2022 was a year full of awards
Last year, Budapest Airport won the Skytrax “Best airport in Eastern Europe” award for the ninth time in a row, as an employer, the company received Investors In People's gold rating, and Budapest Airport was also ranked among the 7 best employers in the world. The We Are BUD event for the airport community won the HRkomm award, and the company’s cargo operations also received a prestigious recognition when it won Cargo airport of the year at the Air Cargo News Awards, bettering Singapore, Brussels and Liège. The airport operator also won three sustainability-related awards in 2022: 2nd place in the Green Balance category of the Effekt 2030 - Community Investment Awards, Deloitte’s Green Frog Award in the category “First Sustainability Report” and the LIVE CONSCIUSLY. THINK GREEN sustainability awareness marketing campaign was voted campaign of the year at the Frontier Awards Gala.

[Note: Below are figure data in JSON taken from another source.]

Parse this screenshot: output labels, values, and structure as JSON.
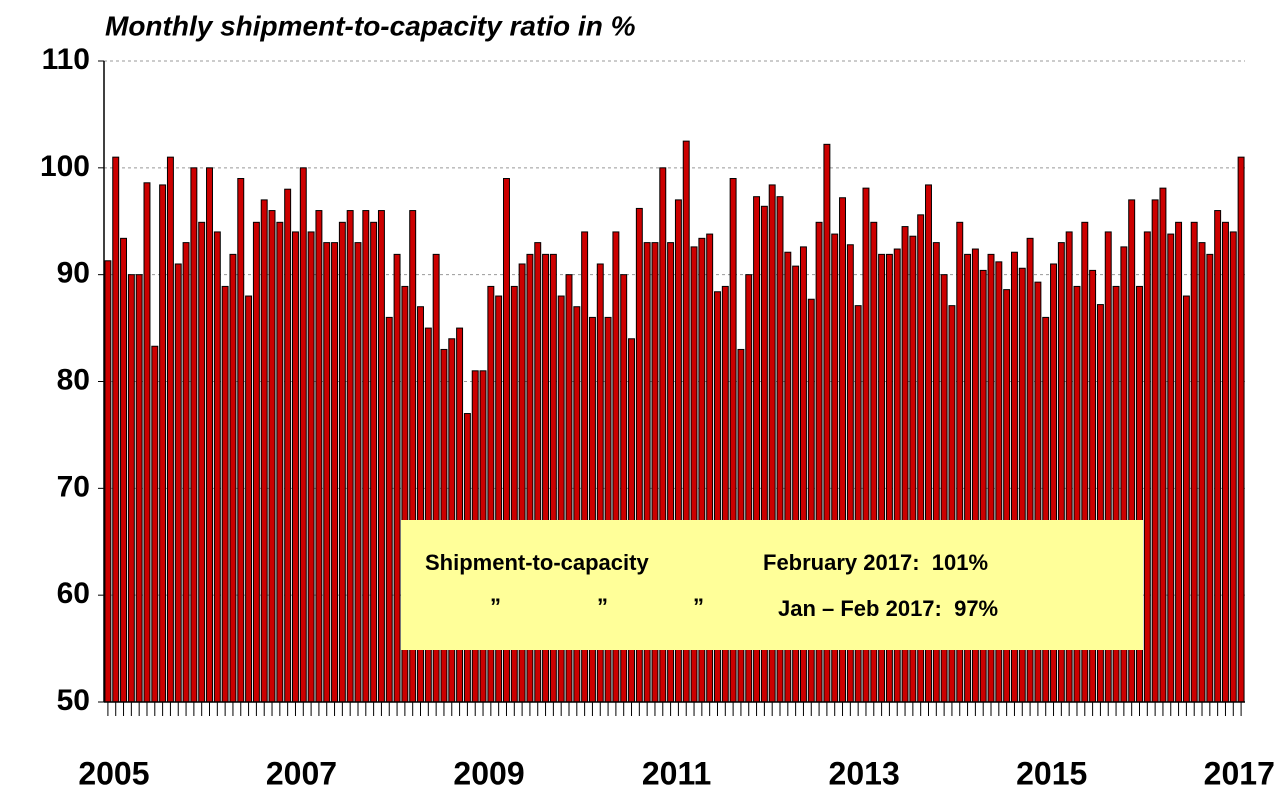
{
  "chart_data": {
    "type": "bar",
    "title": "Monthly shipment-to-capacity ratio in %",
    "color": "#cc0000",
    "categories": [
      "2005",
      null,
      null,
      null,
      null,
      null,
      null,
      null,
      null,
      null,
      null,
      null,
      null,
      null,
      null,
      null,
      null,
      null,
      null,
      null,
      null,
      null,
      null,
      null,
      "2007",
      null,
      null,
      null,
      null,
      null,
      null,
      null,
      null,
      null,
      null,
      null,
      null,
      null,
      null,
      null,
      null,
      null,
      null,
      null,
      null,
      null,
      null,
      null,
      "2009",
      null,
      null,
      null,
      null,
      null,
      null,
      null,
      null,
      null,
      null,
      null,
      null,
      null,
      null,
      null,
      null,
      null,
      null,
      null,
      null,
      null,
      null,
      null,
      "2011",
      null,
      null,
      null,
      null,
      null,
      null,
      null,
      null,
      null,
      null,
      null,
      null,
      null,
      null,
      null,
      null,
      null,
      null,
      null,
      null,
      null,
      null,
      null,
      "2013",
      null,
      null,
      null,
      null,
      null,
      null,
      null,
      null,
      null,
      null,
      null,
      null,
      null,
      null,
      null,
      null,
      null,
      null,
      null,
      null,
      null,
      null,
      null,
      "2015",
      null,
      null,
      null,
      null,
      null,
      null,
      null,
      null,
      null,
      null,
      null,
      null,
      null,
      null,
      null,
      null,
      null,
      null,
      null,
      null,
      null,
      null,
      null,
      "2017",
      null
    ],
    "values": [
      91.3,
      101,
      93.4,
      90,
      90,
      98.6,
      83.3,
      98.4,
      101,
      91,
      93,
      100,
      94.9,
      100,
      94,
      88.9,
      91.9,
      99,
      88,
      94.9,
      97,
      96,
      94.9,
      98,
      94,
      100,
      94,
      96,
      93,
      93,
      94.9,
      96,
      93,
      96,
      94.9,
      96,
      86,
      91.9,
      88.9,
      96,
      87,
      85,
      91.9,
      83,
      84,
      85,
      77,
      81,
      81,
      88.9,
      88,
      99,
      88.9,
      91,
      91.9,
      93,
      91.9,
      91.9,
      88,
      90,
      87,
      94,
      86,
      91,
      86,
      94,
      90,
      84,
      96.2,
      93,
      93,
      100,
      93,
      97,
      102.5,
      92.6,
      93.4,
      93.8,
      88.4,
      88.9,
      99,
      83,
      90,
      97.3,
      96.4,
      98.4,
      97.3,
      92.1,
      90.8,
      92.6,
      87.7,
      94.9,
      102.2,
      93.8,
      97.2,
      92.8,
      87.1,
      98.1,
      94.9,
      91.9,
      91.9,
      92.4,
      94.5,
      93.6,
      95.6,
      98.4,
      93,
      90,
      87.1,
      94.9,
      91.9,
      92.4,
      90.4,
      91.9,
      91.2,
      88.6,
      92.1,
      90.6,
      93.4,
      89.3,
      86,
      91,
      93,
      94,
      88.9,
      94.9,
      90.4,
      87.2,
      94,
      88.9,
      92.6,
      97,
      88.9,
      94,
      97,
      98.1,
      93.8,
      94.9,
      88,
      94.9,
      93,
      91.9,
      96,
      94.9,
      94,
      101
    ],
    "ylim": [
      50,
      110
    ],
    "yticks": [
      50,
      60,
      70,
      80,
      90,
      100,
      110
    ],
    "grid": true,
    "annotations": [
      "Shipment-to-capacity",
      "February 2017:  101%",
      "”",
      "”",
      "”",
      "Jan – Feb 2017:  97%"
    ]
  }
}
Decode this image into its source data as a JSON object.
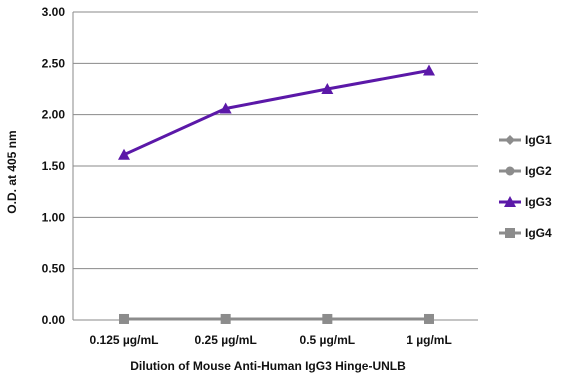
{
  "chart_data": {
    "type": "line",
    "title": "",
    "xlabel": "Dilution of Mouse Anti-Human IgG3 Hinge-UNLB",
    "ylabel": "O.D. at 405 nm",
    "categories": [
      "0.125 µg/mL",
      "0.25 µg/mL",
      "0.5 µg/mL",
      "1 µg/mL"
    ],
    "ylim": [
      0,
      3
    ],
    "yticks": [
      "0.00",
      "0.50",
      "1.00",
      "1.50",
      "2.00",
      "2.50",
      "3.00"
    ],
    "grid": true,
    "legend_position": "right",
    "series": [
      {
        "name": "IgG1",
        "values": [
          0.01,
          0.01,
          0.01,
          0.01
        ],
        "color": "#8c8c8c",
        "marker": "diamond"
      },
      {
        "name": "IgG2",
        "values": [
          0.01,
          0.01,
          0.01,
          0.01
        ],
        "color": "#8c8c8c",
        "marker": "circle"
      },
      {
        "name": "IgG3",
        "values": [
          1.61,
          2.06,
          2.25,
          2.43
        ],
        "color": "#5b18a8",
        "marker": "triangle"
      },
      {
        "name": "IgG4",
        "values": [
          0.01,
          0.01,
          0.01,
          0.01
        ],
        "color": "#8c8c8c",
        "marker": "square"
      }
    ]
  }
}
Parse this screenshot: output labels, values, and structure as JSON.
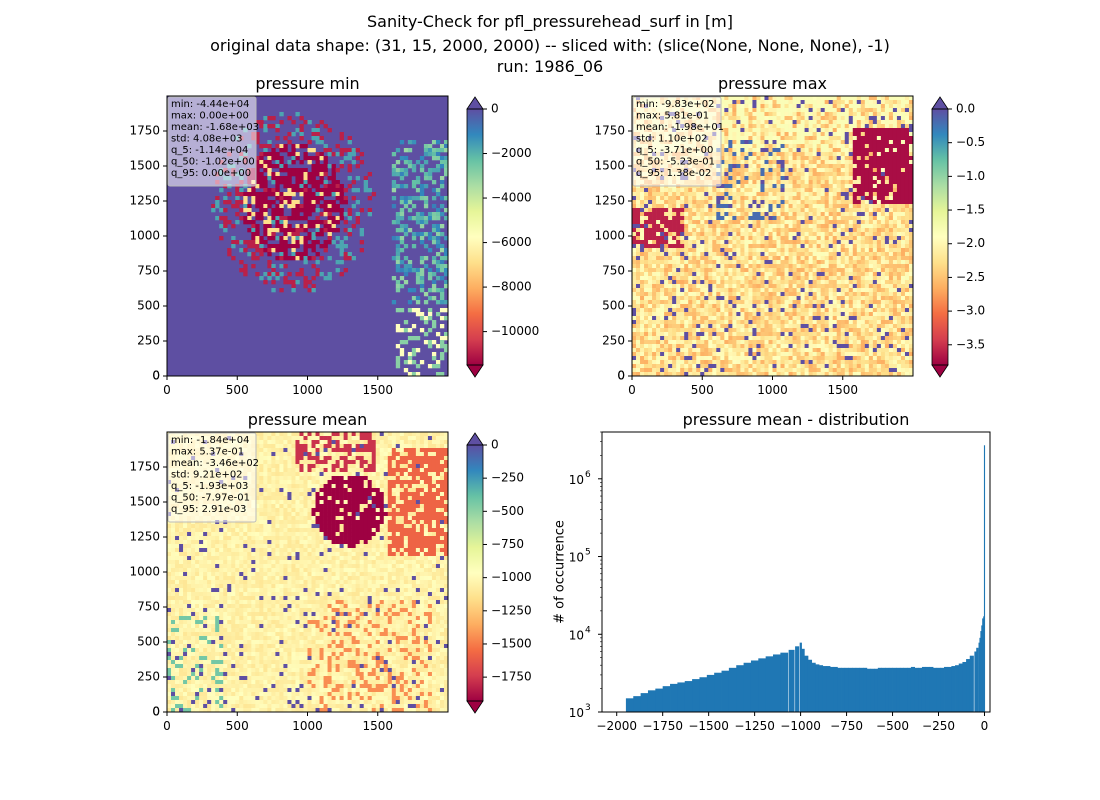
{
  "figure": {
    "title_line1": "Sanity-Check for pfl_pressurehead_surf in [m]",
    "title_line2": "original data shape: (31, 15, 2000, 2000) -- sliced with: (slice(None, None, None), -1)",
    "title_line3": "run: 1986_06"
  },
  "chart_data": [
    {
      "type": "heatmap",
      "title": "pressure min",
      "colormap": "Spectral",
      "colormap_note": "extended colorbar (arrows at both ends)",
      "xlim": [
        0,
        2000
      ],
      "ylim": [
        0,
        2000
      ],
      "xticks": [
        0,
        500,
        1000,
        1500
      ],
      "yticks": [
        0,
        250,
        500,
        750,
        1000,
        1250,
        1500,
        1750
      ],
      "colorbar": {
        "vmin": -11500,
        "vmax": 0,
        "ticks": [
          0,
          -2000,
          -4000,
          -6000,
          -8000,
          -10000
        ]
      },
      "stats": [
        "min: -4.44e+04",
        "max: 0.00e+00",
        "mean: -1.68e+03",
        "std: 4.08e+03",
        "q_5: -1.14e+04",
        "q_50: -1.02e+00",
        "q_95: 0.00e+00"
      ],
      "background_color": "#5e4fa2"
    },
    {
      "type": "heatmap",
      "title": "pressure max",
      "colormap": "Spectral",
      "xlim": [
        0,
        2000
      ],
      "ylim": [
        0,
        2000
      ],
      "xticks": [
        0,
        500,
        1000,
        1500
      ],
      "yticks": [
        0,
        250,
        500,
        750,
        1000,
        1250,
        1500,
        1750
      ],
      "colorbar": {
        "vmin": -3.8,
        "vmax": 0.0,
        "ticks": [
          "0.0",
          "-0.5",
          "-1.0",
          "-1.5",
          "-2.0",
          "-2.5",
          "-3.0",
          "-3.5"
        ]
      },
      "stats": [
        "min: -9.83e+02",
        "max: 5.81e-01",
        "mean: -1.98e+01",
        "std: 1.10e+02",
        "q_5: -3.71e+00",
        "q_50: -5.23e-01",
        "q_95: 1.38e-02"
      ],
      "background_color": "#fdd083"
    },
    {
      "type": "heatmap",
      "title": "pressure mean",
      "colormap": "Spectral",
      "xlim": [
        0,
        2000
      ],
      "ylim": [
        0,
        2000
      ],
      "xticks": [
        0,
        500,
        1000,
        1500
      ],
      "yticks": [
        0,
        250,
        500,
        750,
        1000,
        1250,
        1500,
        1750
      ],
      "colorbar": {
        "vmin": -1930,
        "vmax": 0,
        "ticks": [
          0,
          -250,
          -500,
          -750,
          -1000,
          -1250,
          -1500,
          -1750
        ]
      },
      "stats": [
        "min: -1.84e+04",
        "max: 5.37e-01",
        "mean: -3.46e+02",
        "std: 9.21e+02",
        "q_5: -1.93e+03",
        "q_50: -7.97e-01",
        "q_95: 2.91e-03"
      ],
      "background_color": "#fdf5ad"
    },
    {
      "type": "bar",
      "title": "pressure mean - distribution",
      "ylabel": "# of occurrence",
      "yscale": "log",
      "ylim": [
        1000,
        4000000
      ],
      "xlim": [
        -2080,
        30
      ],
      "xticks": [
        -2000,
        -1750,
        -1500,
        -1250,
        -1000,
        -750,
        -500,
        -250,
        0
      ],
      "xtick_labels": [
        "−2000",
        "−1750",
        "−1500",
        "−1250",
        "−1000",
        "−750",
        "−500",
        "−250",
        "0"
      ],
      "yticks": [
        1000,
        10000,
        100000,
        1000000
      ],
      "ytick_labels": [
        "10",
        "10",
        "10",
        "10"
      ],
      "ytick_exponents": [
        "3",
        "4",
        "5",
        "6"
      ],
      "bar_color": "#1f77b4",
      "bin_centers": [
        -1930,
        -1890,
        -1850,
        -1810,
        -1770,
        -1730,
        -1690,
        -1650,
        -1610,
        -1570,
        -1530,
        -1490,
        -1450,
        -1410,
        -1370,
        -1330,
        -1290,
        -1250,
        -1210,
        -1170,
        -1130,
        -1090,
        -1050,
        -1020,
        -1000,
        -990,
        -970,
        -950,
        -930,
        -910,
        -890,
        -870,
        -850,
        -830,
        -810,
        -790,
        -770,
        -750,
        -730,
        -710,
        -690,
        -670,
        -650,
        -630,
        -610,
        -590,
        -570,
        -550,
        -530,
        -510,
        -490,
        -470,
        -450,
        -430,
        -410,
        -390,
        -370,
        -350,
        -330,
        -310,
        -290,
        -270,
        -250,
        -230,
        -210,
        -190,
        -170,
        -150,
        -130,
        -110,
        -90,
        -70,
        -50,
        -40,
        -30,
        -25,
        -20,
        -15,
        -10,
        -5,
        -1
      ],
      "values": [
        1500,
        1600,
        1750,
        1900,
        2000,
        2150,
        2300,
        2400,
        2500,
        2650,
        2800,
        3000,
        3200,
        3400,
        3700,
        4000,
        4300,
        4600,
        4900,
        5200,
        5500,
        5800,
        6300,
        7000,
        7800,
        6500,
        5300,
        4700,
        4300,
        4100,
        4000,
        3900,
        3900,
        3800,
        3800,
        3700,
        3700,
        3700,
        3700,
        3700,
        3700,
        3700,
        3700,
        3600,
        3600,
        3600,
        3700,
        3700,
        3700,
        3700,
        3700,
        3700,
        3700,
        3700,
        3700,
        3800,
        3700,
        3700,
        3800,
        3800,
        3800,
        3700,
        3700,
        3700,
        3800,
        3800,
        3900,
        4000,
        4200,
        4400,
        4800,
        5300,
        6000,
        6700,
        7800,
        9000,
        11000,
        13000,
        16000,
        17000,
        2700000
      ],
      "bin_width": 40
    }
  ]
}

“Reptér” was the hit song of 2022
In 2021, Budapest Airport re-recorded the music video of the then 40-year-old song “Reptér” (Airport) with György Korda, giving a new impetus to the airport’s anthem. In November, the modernized version reached 5.5 million views on YouTube, and thanks to a year-end campaign and exclusive concert with the artist couple, the number of views has now jumped to 8.1 million.